Prodrugs in cancer chemotherapy

At present, chemotherapy is not very effective against common solid cancers especially once they have metastasised. However, laboratory experiments and studies on dose intensification in humans have indicated that some anti-cancer agents might be curative but only if the dose given was very much higher than that presently obtainable clinically. Prodrugs, activated by enzymes expressed at raised level in tumors, can deliver at least 50-fold the normal dose and can cure animals with tumors normally resistant to chemotherapy. This approach has not yet proved to be practicable clinically because of the rarity of human tumors expressing a high level of an activating enzyme. However, new therapies have been proposed overcome this limitation of prodrug therapy. Enzymes that activate prodrugs can be directed to human tumor xenografts by conjugating them to tumor associated antibodies. After allowing for the conjugate to clear from the blood a prodrug is administered which is normally inert but which is activated by the enzyme delivered to the tumor.
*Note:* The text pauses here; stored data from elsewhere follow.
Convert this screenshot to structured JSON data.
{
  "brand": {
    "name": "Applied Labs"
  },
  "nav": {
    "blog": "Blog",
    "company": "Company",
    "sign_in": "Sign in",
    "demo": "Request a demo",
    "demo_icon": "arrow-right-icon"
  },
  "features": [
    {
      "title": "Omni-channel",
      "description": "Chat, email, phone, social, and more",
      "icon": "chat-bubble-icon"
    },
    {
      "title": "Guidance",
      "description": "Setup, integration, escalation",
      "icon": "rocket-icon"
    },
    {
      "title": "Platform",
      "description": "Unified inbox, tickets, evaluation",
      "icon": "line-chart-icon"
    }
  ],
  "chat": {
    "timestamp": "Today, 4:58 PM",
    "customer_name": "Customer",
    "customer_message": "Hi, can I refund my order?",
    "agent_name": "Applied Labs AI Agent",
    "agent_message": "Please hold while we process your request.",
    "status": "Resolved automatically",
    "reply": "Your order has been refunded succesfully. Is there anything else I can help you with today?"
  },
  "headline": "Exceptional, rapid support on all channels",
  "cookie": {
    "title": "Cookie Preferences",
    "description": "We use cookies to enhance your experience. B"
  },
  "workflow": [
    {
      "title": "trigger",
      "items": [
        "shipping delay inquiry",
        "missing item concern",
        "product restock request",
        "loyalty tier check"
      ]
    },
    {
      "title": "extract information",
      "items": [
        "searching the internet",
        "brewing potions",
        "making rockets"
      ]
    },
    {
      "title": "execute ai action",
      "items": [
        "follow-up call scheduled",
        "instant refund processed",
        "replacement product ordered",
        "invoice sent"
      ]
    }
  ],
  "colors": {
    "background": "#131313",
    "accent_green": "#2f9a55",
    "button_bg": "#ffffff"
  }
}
This procedure is referred to as ADEPT (antibody-directed enzyme prodrug therapy). Early clinical trials are promising and indicate that ADEPT may become an effective treatment for all solid cancers for which tumor associated or tumor specific antibodies are known. Tumors have also been targeted with the genes encoding for a prodrug activating enzymes. This approach has been called genedirected enzyme prodrug therapy (GDEPT) or VDEPT (virus-directed enzyme prodrug therapy) and has shown good results in animal models. These new therapies may finally realise the potential of prodrugs in cancer chemotherapy.